Computer Captains for Transitions
Computer Captains for Transitions is a routine I have developed that allows my students to take on an important peer leadership role that, at the same time, helps minimize the amount of time that my students spend in transition from working independently on a computer to joining their group on the rug for direct instruction or vice versa. Using the Computer Captains for Transitions strategy, which involves designated students alerting their peers to the timing of routinized whole-class transitions, allows my students to develop more ownership over their own learning and the culture of the class. Used in combination with timing transitions and re-doing unsuccessful transitions, this strategy has helped me re-capture critical learning time in my blended learning classroom.
This (bi-weekly/tri-weekly) strategy is used to incentivize, motivate, and support my students in truly taking ownership for their own learning. During each Blended Learning Data Chat, I recognize students who are consistently performing at the highest levels (Top-5) per program with a certificate and a small prize of their choice like a book, poster, or eraser. I then have the highest performing students come up so we can take a group selfie (with a selfie stick, of course), and then print each student a copy of the picture. The last part of the Blended Learning Data Chat is the recognition and celebration of our top performers who receive a certificate and take a picture to take home. They also receive a poster, eraser, book, or small prize of their choice for their effort and consistency.
During the Problem Solving Investigation, students are in their teams and are delegating/agreeing on what their next steps and strategies will be during a problem solving investigation.
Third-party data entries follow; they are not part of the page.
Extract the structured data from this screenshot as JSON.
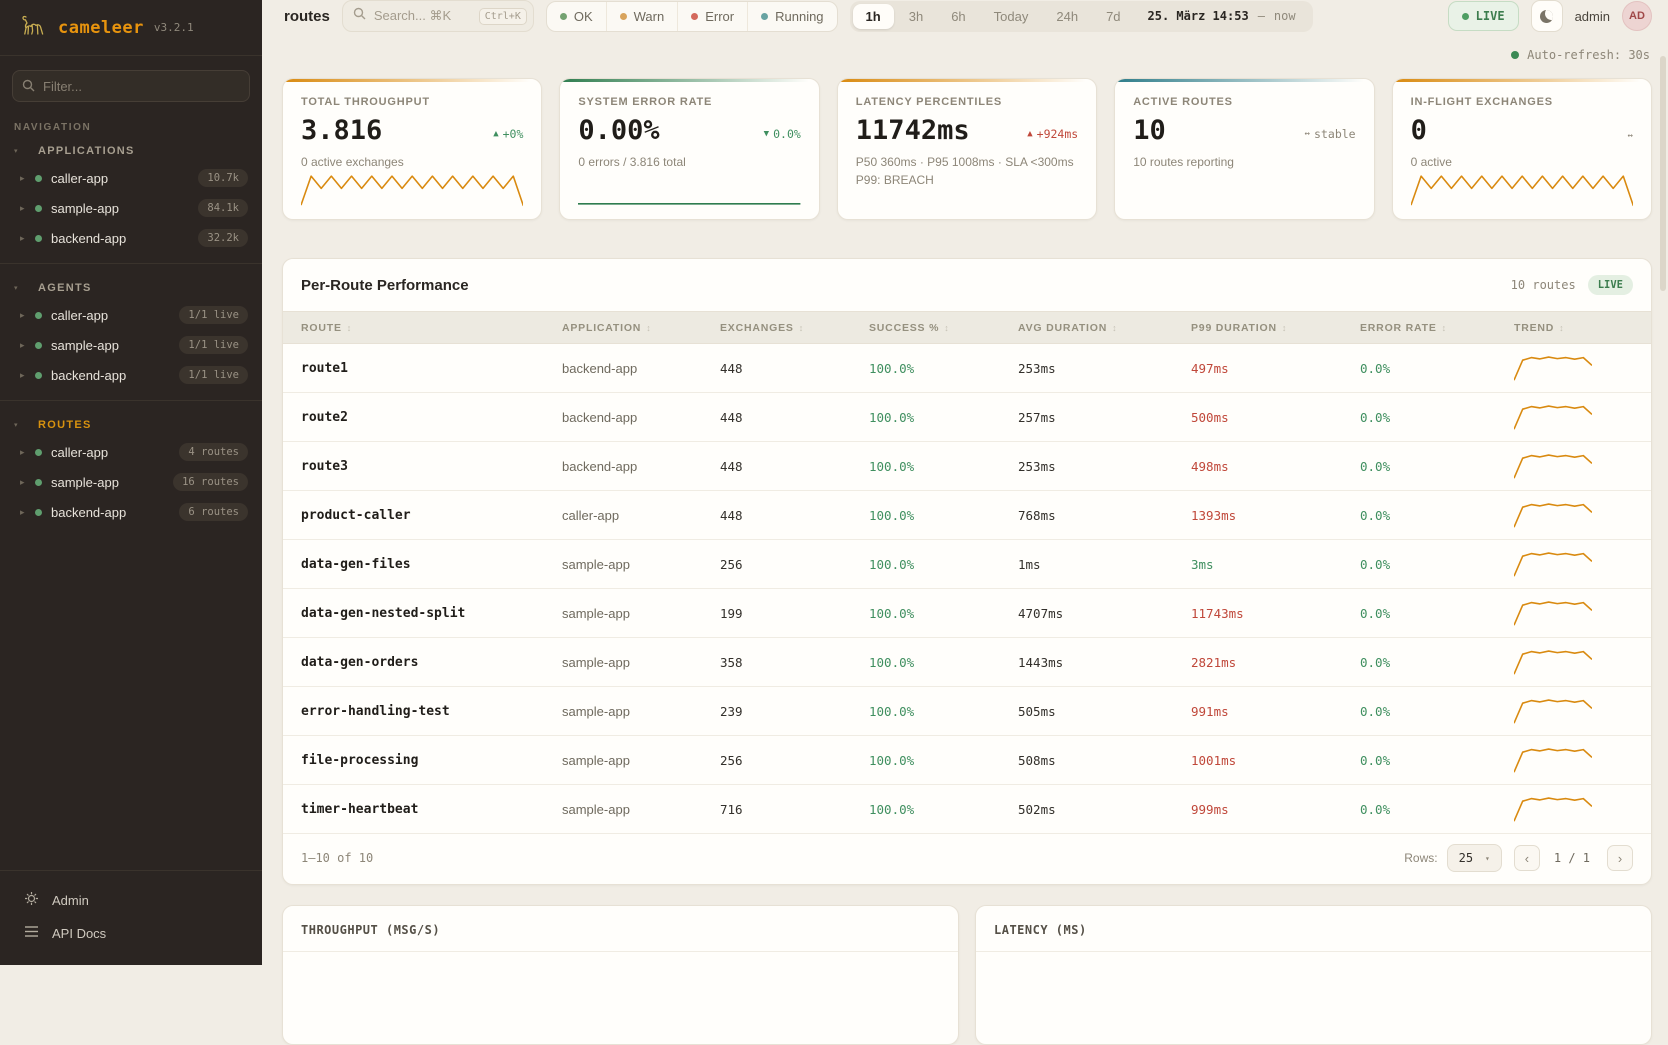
{
  "brand": {
    "name": "cameleer",
    "version": "v3.2.1"
  },
  "sidebar": {
    "filter_placeholder": "Filter...",
    "nav_label": "NAVIGATION",
    "sections": [
      {
        "label": "APPLICATIONS",
        "accent": false,
        "items": [
          {
            "name": "caller-app",
            "badge": "10.7k"
          },
          {
            "name": "sample-app",
            "badge": "84.1k"
          },
          {
            "name": "backend-app",
            "badge": "32.2k"
          }
        ]
      },
      {
        "label": "AGENTS",
        "accent": false,
        "items": [
          {
            "name": "caller-app",
            "badge": "1/1 live"
          },
          {
            "name": "sample-app",
            "badge": "1/1 live"
          },
          {
            "name": "backend-app",
            "badge": "1/1 live"
          }
        ]
      },
      {
        "label": "ROUTES",
        "accent": true,
        "items": [
          {
            "name": "caller-app",
            "badge": "4 routes"
          },
          {
            "name": "sample-app",
            "badge": "16 routes"
          },
          {
            "name": "backend-app",
            "badge": "6 routes"
          }
        ]
      }
    ],
    "footer_links": [
      {
        "label": "Admin",
        "icon": "gear-icon"
      },
      {
        "label": "API Docs",
        "icon": "list-icon"
      }
    ]
  },
  "header": {
    "page_title": "routes",
    "search_placeholder": "Search... ⌘K",
    "search_shortcut": "Ctrl+K",
    "status_filters": [
      {
        "label": "OK",
        "color": "#74a271"
      },
      {
        "label": "Warn",
        "color": "#d8a35c"
      },
      {
        "label": "Error",
        "color": "#d4695c"
      },
      {
        "label": "Running",
        "color": "#68a3a2"
      }
    ],
    "time_ranges": [
      "1h",
      "3h",
      "6h",
      "Today",
      "24h",
      "7d"
    ],
    "selected_range": "1h",
    "date_from": "25. März 14:53",
    "date_separator": "–",
    "date_to": "now",
    "live_label": "LIVE",
    "user_name": "admin",
    "avatar_initials": "AD"
  },
  "auto_refresh": "Auto-refresh: 30s",
  "kpis": [
    {
      "label": "TOTAL THROUGHPUT",
      "value": "3.816",
      "delta_arrow": "▲",
      "delta_text": "+0%",
      "delta_tone": "green",
      "sub": [
        "0 active exchanges"
      ],
      "accent": "#d98a10",
      "spark": "zigzag",
      "spark_color": "#d98a10"
    },
    {
      "label": "SYSTEM ERROR RATE",
      "value": "0.00%",
      "delta_arrow": "▼",
      "delta_text": "0.0%",
      "delta_tone": "green",
      "sub": [
        "0 errors / 3.816 total"
      ],
      "accent": "#2f7d4f",
      "spark": "flat",
      "spark_color": "#2f7d4f"
    },
    {
      "label": "LATENCY PERCENTILES",
      "value": "11742ms",
      "delta_arrow": "▲",
      "delta_text": "+924ms",
      "delta_tone": "red",
      "sub": [
        "P50 360ms · P95 1008ms · SLA <300ms",
        "P99: BREACH"
      ],
      "accent": "#d98a10",
      "spark": "none",
      "spark_color": ""
    },
    {
      "label": "ACTIVE ROUTES",
      "value": "10",
      "delta_arrow": "↔",
      "delta_text": "stable",
      "delta_tone": "muted",
      "sub": [
        "10 routes reporting"
      ],
      "accent": "#2f7d8a",
      "spark": "none",
      "spark_color": ""
    },
    {
      "label": "IN-FLIGHT EXCHANGES",
      "value": "0",
      "delta_arrow": "↔",
      "delta_text": "",
      "delta_tone": "muted",
      "sub": [
        "0 active"
      ],
      "accent": "#d98a10",
      "spark": "zigzag",
      "spark_color": "#d98a10"
    }
  ],
  "sparkline_shapes": {
    "zigzag": [
      0.04,
      0.92,
      0.55,
      0.92,
      0.55,
      0.92,
      0.55,
      0.92,
      0.55,
      0.92,
      0.55,
      0.92,
      0.55,
      0.92,
      0.55,
      0.92,
      0.55,
      0.92,
      0.55,
      0.92,
      0.55,
      0.92,
      0.02
    ],
    "flat": [
      0.08,
      0.08
    ],
    "trend": [
      0.03,
      0.8,
      0.9,
      0.85,
      0.92,
      0.86,
      0.9,
      0.84,
      0.9,
      0.6
    ]
  },
  "table": {
    "title": "Per-Route Performance",
    "routes_count": "10 routes",
    "live_badge": "LIVE",
    "columns": [
      "ROUTE",
      "APPLICATION",
      "EXCHANGES",
      "SUCCESS %",
      "AVG DURATION",
      "P99 DURATION",
      "ERROR RATE",
      "TREND"
    ],
    "rows": [
      {
        "route": "route1",
        "application": "backend-app",
        "exchanges": "448",
        "success": "100.0%",
        "avg": "253ms",
        "p99": "497ms",
        "p99_tone": "red",
        "error_rate": "0.0%"
      },
      {
        "route": "route2",
        "application": "backend-app",
        "exchanges": "448",
        "success": "100.0%",
        "avg": "257ms",
        "p99": "500ms",
        "p99_tone": "red",
        "error_rate": "0.0%"
      },
      {
        "route": "route3",
        "application": "backend-app",
        "exchanges": "448",
        "success": "100.0%",
        "avg": "253ms",
        "p99": "498ms",
        "p99_tone": "red",
        "error_rate": "0.0%"
      },
      {
        "route": "product-caller",
        "application": "caller-app",
        "exchanges": "448",
        "success": "100.0%",
        "avg": "768ms",
        "p99": "1393ms",
        "p99_tone": "red",
        "error_rate": "0.0%"
      },
      {
        "route": "data-gen-files",
        "application": "sample-app",
        "exchanges": "256",
        "success": "100.0%",
        "avg": "1ms",
        "p99": "3ms",
        "p99_tone": "green",
        "error_rate": "0.0%"
      },
      {
        "route": "data-gen-nested-split",
        "application": "sample-app",
        "exchanges": "199",
        "success": "100.0%",
        "avg": "4707ms",
        "p99": "11743ms",
        "p99_tone": "red",
        "error_rate": "0.0%"
      },
      {
        "route": "data-gen-orders",
        "application": "sample-app",
        "exchanges": "358",
        "success": "100.0%",
        "avg": "1443ms",
        "p99": "2821ms",
        "p99_tone": "red",
        "error_rate": "0.0%"
      },
      {
        "route": "error-handling-test",
        "application": "sample-app",
        "exchanges": "239",
        "success": "100.0%",
        "avg": "505ms",
        "p99": "991ms",
        "p99_tone": "red",
        "error_rate": "0.0%"
      },
      {
        "route": "file-processing",
        "application": "sample-app",
        "exchanges": "256",
        "success": "100.0%",
        "avg": "508ms",
        "p99": "1001ms",
        "p99_tone": "red",
        "error_rate": "0.0%"
      },
      {
        "route": "timer-heartbeat",
        "application": "sample-app",
        "exchanges": "716",
        "success": "100.0%",
        "avg": "502ms",
        "p99": "999ms",
        "p99_tone": "red",
        "error_rate": "0.0%"
      }
    ],
    "footer": {
      "range_label": "1–10 of 10",
      "rows_label": "Rows:",
      "rows_value": "25",
      "prev": "‹",
      "page_label": "1 / 1",
      "next": "›"
    }
  },
  "bottom_panels": [
    {
      "title": "THROUGHPUT (MSG/S)"
    },
    {
      "title": "LATENCY (MS)"
    }
  ],
  "colors": {
    "accent_orange": "#d98a10",
    "green": "#3f8f5f",
    "red": "#c0483a",
    "teal": "#2f7d8a",
    "muted": "#8d8678",
    "live_green": "#3c7d4e",
    "sidebar_dot": "#5f9e6e"
  }
}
Once they are ready to begin they show the teacher a silent signal, in this case a thumbs-up. They are then dissmissed to begin their investigation using manipulatives and materials they have are given/may select from. During this time each student is given a randomized role based on their drawn number for the session. Then students select strategies to solving the problem and collaborate using the strategies they've selected from our marh strategies card. Once they agree they provide feedback or ask questions in ways to proceed forth/close out the investigation task. The students identify their next steps and are in control of their own learning. I implement this strategy to catalyze stronger teamwork skills and lifelong collaborative abilities.This strategy is developing skill sets students will need in the upper grade levels as well as in college. Basic interpersonal communication and academic language profficiencies can only flourish when ample opportunities are created in the classroom.
Students use their dry erase markers and white boards to jot down notes and work though problems while they work online. This simple strategy supports students in actually working through problems that they may otherwise try to solve in their heads. It also helps students stay engaged on computers for longer periods of time.